陸緒章叫住:「別著急,你再說說對方情況。」
孟硯青:「沒什麼好說的了!」
陸緒章:「你可以說說對方怎麼優秀?」
孟硯青一聽:「那不是都說了不少嗎,各方面都優秀!」
陸緒章擰眉,不太苟同的樣子:「你現在介紹的優秀,我聽著像是領導提起能幹的下屬,你得說點別的,比如作為男人,他是怎麼吸引你?」
陸亭笈忙問:「對對對,可以具體點嗎?他有什麼特別的優點?」
孟硯青聽著,想了好一番,想著霍君宜到底哪裡可以比陸緒章強,這麼也得打壓打壓他的氣焰!
她這麼想著,正好看到陸緒章厚厚的絨褲,當下道:「絕對不會穿你這條大絨褲!」
說完就進屋了。
陸緒章當場愣在那裡。
陸亭笈驚訝地瞪大眼睛,之後不可思議的眼神落在父親那大絨褲上。
他擰眉,無法理解地道:「父親,我不明白,你——」
他家父親平時是多麼講究體面的人,為什麼,為什麼今天竟然穿了這?
他恨鐵不成鋼:「你看,你被人家比到溝里去了吧!你幹嘛穿這個!」
陸緒章靜默了很久,才道:「這是以前我們結婚時候,她給我買的。」
陸亭笈:「那又怎麼樣!」
陸緒章:「她當時說這樣看著很溫暖,她喜歡。」
陸亭笈的嫌棄都從鼻子裡哼出來了:「父親,我簡直無法理解,你,你怎麼可以這樣?這種話你也信嗎?!一點不好看,太傻了!你平時也不這樣啊!」
明明是天底下頭一份的講究人,現在卻因為衣著被嫌棄了!
陸緒章沉默了半晌,才道:「她素來這樣,她說的話根本不能信——」
他輕嘆:「看你順眼的時候,你穿什麼她都夸,看你不順眼的時候,你就算穿成一朵花,她也能挑出刺來。」
陸亭笈看著父親的目光便兼具了同情和鄙夷。
父親怎麼這麼傻!
*
稍晚時候,孟硯青出來,她渴了,想倒杯水喝。
誰知道一出臥室,就見客廳里站著一個頎長的身影。
是陸緒章。
孟硯青:「嗯?怎麼了?」
陸緒章緩慢抬眼,看向她。
清冷的月光自窗欞灑落,兩個人相對無言。
過了好久,陸緒章才低聲說:「你確定?」
孟硯青:「差不多吧。」
陸緒章:「好,這是第一個。」
孟硯青聽著,笑了:「也許這是最後一個。

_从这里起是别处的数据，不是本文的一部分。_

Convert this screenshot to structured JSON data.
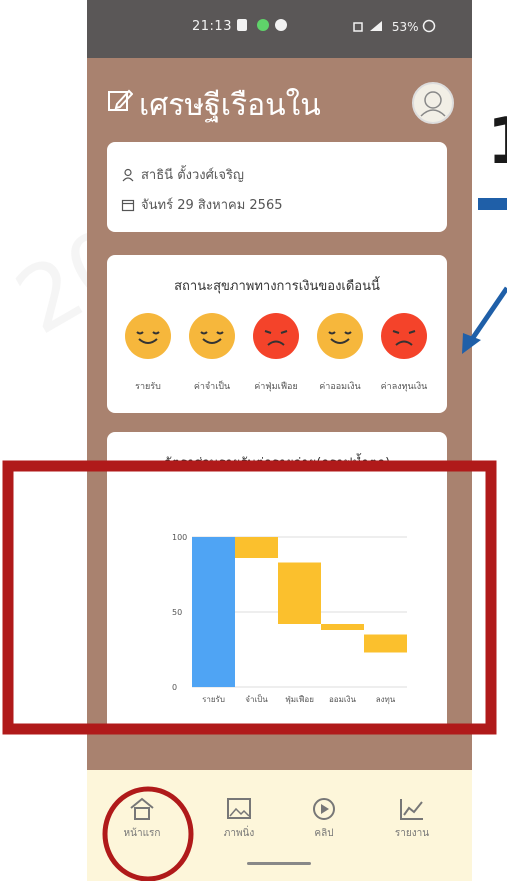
{
  "status_bar": {
    "time": "21:13",
    "right": "53%"
  },
  "app": {
    "title": "เศรษฐีเรือนใน"
  },
  "user": {
    "name": "สาธินี ตั้งวงศ์เจริญ",
    "date": "จันทร์ 29 สิงหาคม 2565"
  },
  "status": {
    "title": "สถานะสุขภาพทางการเงินของเดือนนี้",
    "items": [
      {
        "label": "รายรับ",
        "mood": "happy",
        "color": "#f6b73c"
      },
      {
        "label": "ค่าจำเป็น",
        "mood": "happy",
        "color": "#f6b73c"
      },
      {
        "label": "ค่าฟุ่มเฟือย",
        "mood": "sad",
        "color": "#f4432a"
      },
      {
        "label": "ค่าออมเงิน",
        "mood": "happy",
        "color": "#f6b73c"
      },
      {
        "label": "ค่าลงทุนเงิน",
        "mood": "sad",
        "color": "#f4432a"
      }
    ]
  },
  "chart": {
    "title": "อัตราส่วนรายรับต่อรายจ่าย(กราฟน้ำตก)"
  },
  "chart_data": {
    "type": "bar",
    "categories": [
      "รายรับ",
      "จำเป็น",
      "ฟุ่มเฟือย",
      "ออมเงิน",
      "ลงทุน"
    ],
    "ranges": [
      [
        0,
        100
      ],
      [
        86,
        100
      ],
      [
        42,
        83
      ],
      [
        38,
        42
      ],
      [
        23,
        35
      ]
    ],
    "ylim": [
      0,
      100
    ],
    "yticks": [
      "0",
      "50",
      "100"
    ],
    "colors": [
      "#4fa4f4",
      "#fbc02d",
      "#fbc02d",
      "#fbc02d",
      "#fbc02d"
    ]
  },
  "nav": {
    "items": [
      {
        "label": "หน้าแรก"
      },
      {
        "label": "ภาพนิ่ง"
      },
      {
        "label": "คลิป"
      },
      {
        "label": "รายงาน"
      }
    ]
  },
  "annotation": {
    "number": "1"
  },
  "colors": {
    "app_bg": "#a9826f",
    "status_bar": "#5a5757",
    "nav_bg": "#fdf6da",
    "annotation_red": "#b01a1a",
    "annotation_arrow": "#1f5fa8"
  }
}
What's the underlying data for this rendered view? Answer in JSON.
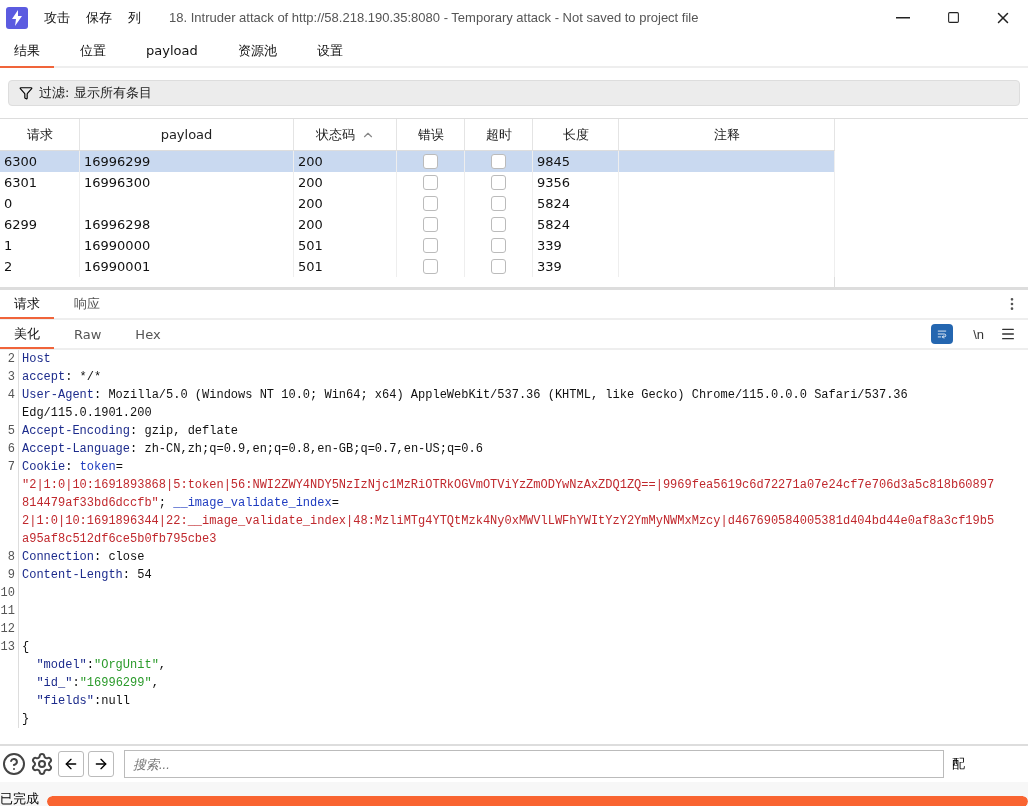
{
  "window": {
    "menu": [
      "攻击",
      "保存",
      "列"
    ],
    "title": "18. Intruder attack of http://58.218.190.35:8080 - Temporary attack - Not saved to project file"
  },
  "tabs": [
    {
      "label": "结果",
      "selected": true
    },
    {
      "label": "位置",
      "selected": false
    },
    {
      "label": "payload",
      "selected": false
    },
    {
      "label": "资源池",
      "selected": false
    },
    {
      "label": "设置",
      "selected": false
    }
  ],
  "filter": {
    "label": "过滤: 显示所有条目"
  },
  "table": {
    "columns": [
      "请求",
      "payload",
      "状态码",
      "错误",
      "超时",
      "长度",
      "注释"
    ],
    "rows": [
      {
        "request": "6300",
        "payload": "16996299",
        "status": "200",
        "error": false,
        "timeout": false,
        "length": "9845",
        "selected": true
      },
      {
        "request": "6301",
        "payload": "16996300",
        "status": "200",
        "error": false,
        "timeout": false,
        "length": "9356",
        "selected": false
      },
      {
        "request": "0",
        "status": "200",
        "error": false,
        "timeout": false,
        "length": "5824",
        "selected": false
      },
      {
        "request": "6299",
        "payload": "16996298",
        "status": "200",
        "error": false,
        "timeout": false,
        "length": "5824",
        "selected": false
      },
      {
        "request": "1",
        "payload": "16990000",
        "status": "501",
        "error": false,
        "timeout": false,
        "length": "339",
        "selected": false
      },
      {
        "request": "2",
        "payload": "16990001",
        "status": "501",
        "error": false,
        "timeout": false,
        "length": "339",
        "selected": false
      }
    ]
  },
  "message_tabs": [
    {
      "label": "请求",
      "selected": true
    },
    {
      "label": "响应",
      "selected": false
    }
  ],
  "view_tabs": [
    {
      "label": "美化",
      "selected": true
    },
    {
      "label": "Raw",
      "selected": false
    },
    {
      "label": "Hex",
      "selected": false
    }
  ],
  "wrap_toggle": {
    "label": "\\n"
  },
  "code": [
    {
      "number": "2",
      "parts": [
        {
          "kind": "key",
          "text": "Host"
        }
      ]
    },
    {
      "number": "3",
      "parts": [
        {
          "kind": "key",
          "text": "accept"
        },
        {
          "kind": "plain",
          "text": ": */*"
        }
      ]
    },
    {
      "number": "4",
      "parts": [
        {
          "kind": "key",
          "text": "User-Agent"
        },
        {
          "kind": "plain",
          "text": ": Mozilla/5.0 (Windows NT 10.0; Win64; x64) AppleWebKit/537.36 (KHTML, like Gecko) Chrome/115.0.0.0 Safari/537.36"
        }
      ]
    },
    {
      "parts": [
        {
          "kind": "plain",
          "text": "Edg/115.0.1901.200"
        }
      ]
    },
    {
      "number": "5",
      "parts": [
        {
          "kind": "key",
          "text": "Accept-Encoding"
        },
        {
          "kind": "plain",
          "text": ": gzip, deflate"
        }
      ]
    },
    {
      "number": "6",
      "parts": [
        {
          "kind": "key",
          "text": "Accept-Language"
        },
        {
          "kind": "plain",
          "text": ": zh-CN,zh;q=0.9,en;q=0.8,en-GB;q=0.7,en-US;q=0.6"
        }
      ]
    },
    {
      "number": "7",
      "parts": [
        {
          "kind": "key",
          "text": "Cookie"
        },
        {
          "kind": "plain",
          "text": ": "
        },
        {
          "kind": "name",
          "text": "token"
        },
        {
          "kind": "plain",
          "text": "="
        }
      ]
    },
    {
      "parts": [
        {
          "kind": "value",
          "text": "\"2|1:0|10:1691893868|5:token|56:NWI2ZWY4NDY5NzIzNjc1MzRiOTRkOGVmOTViYzZmODYwNzAxZDQ1ZQ==|9969fea5619c6d72271a07e24cf7e706d3a5c818b60897"
        }
      ]
    },
    {
      "parts": [
        {
          "kind": "value",
          "text": "814479af33bd6dccfb\""
        },
        {
          "kind": "plain",
          "text": "; "
        },
        {
          "kind": "name",
          "text": "__image_validate_index"
        },
        {
          "kind": "plain",
          "text": "="
        }
      ]
    },
    {
      "parts": [
        {
          "kind": "value",
          "text": "2|1:0|10:1691896344|22:__image_validate_index|48:MzliMTg4YTQtMzk4Ny0xMWVlLWFhYWItYzY2YmMyNWMxMzcy|d467690584005381d404bd44e0af8a3cf19b5"
        }
      ]
    },
    {
      "parts": [
        {
          "kind": "value",
          "text": "a95af8c512df6ce5b0fb795cbe3"
        }
      ]
    },
    {
      "number": "8",
      "parts": [
        {
          "kind": "key",
          "text": "Connection"
        },
        {
          "kind": "plain",
          "text": ": close"
        }
      ]
    },
    {
      "number": "9",
      "parts": [
        {
          "kind": "key",
          "text": "Content-Length"
        },
        {
          "kind": "plain",
          "text": ": 54"
        }
      ]
    },
    {
      "number": "10"
    },
    {
      "number": "11"
    },
    {
      "number": "12"
    },
    {
      "number": "13",
      "parts": [
        {
          "kind": "plain",
          "text": "{"
        }
      ]
    },
    {
      "parts": [
        {
          "kind": "jkey",
          "text": "  \"model\""
        },
        {
          "kind": "plain",
          "text": ":"
        },
        {
          "kind": "jstr",
          "text": "\"OrgUnit\""
        },
        {
          "kind": "plain",
          "text": ","
        }
      ]
    },
    {
      "parts": [
        {
          "kind": "jkey",
          "text": "  \"id_\""
        },
        {
          "kind": "plain",
          "text": ":"
        },
        {
          "kind": "jstr",
          "text": "\"16996299\""
        },
        {
          "kind": "plain",
          "text": ","
        }
      ]
    },
    {
      "parts": [
        {
          "kind": "jkey",
          "text": "  \"fields\""
        },
        {
          "kind": "plain",
          "text": ":null"
        }
      ]
    },
    {
      "parts": [
        {
          "kind": "plain",
          "text": "}"
        }
      ]
    }
  ],
  "search": {
    "placeholder": "搜索...",
    "matches": "配"
  },
  "status_bar": {
    "label": "已完成",
    "level": 1
  }
}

」
陸緒章神情便一頓,視線看進她的眼睛裡,以很輕的聲音道:「不是說三個嗎?一個怎麼行?改主意了?」
孟硯青笑看著他道:「別誤會,我的意思是說——」
她挑眉:「也許這一個就能長長久久呢,畢竟,我對待感情,是很認真的。」
陸緒章:……
她總是很會給他下刀子。
第68章 玫瑰和鑽石
孟硯青打探了打探,很快便明白了,原來這羅戰松竟然和一家國有珠寶公司合作,想借他們的殼子來經營珠寶。
他沒有貨源,就看上了香港珠寶的貨源,想撮合兩家從中牟利。
孟硯青不得不說,這個人和他竟然想到了一處。
她是打算先利用首都飯店東櫃檯的機會積累原始資金,同時再搜羅一家尋常的商場作為自己的殼子,之後開始經營黃金製品。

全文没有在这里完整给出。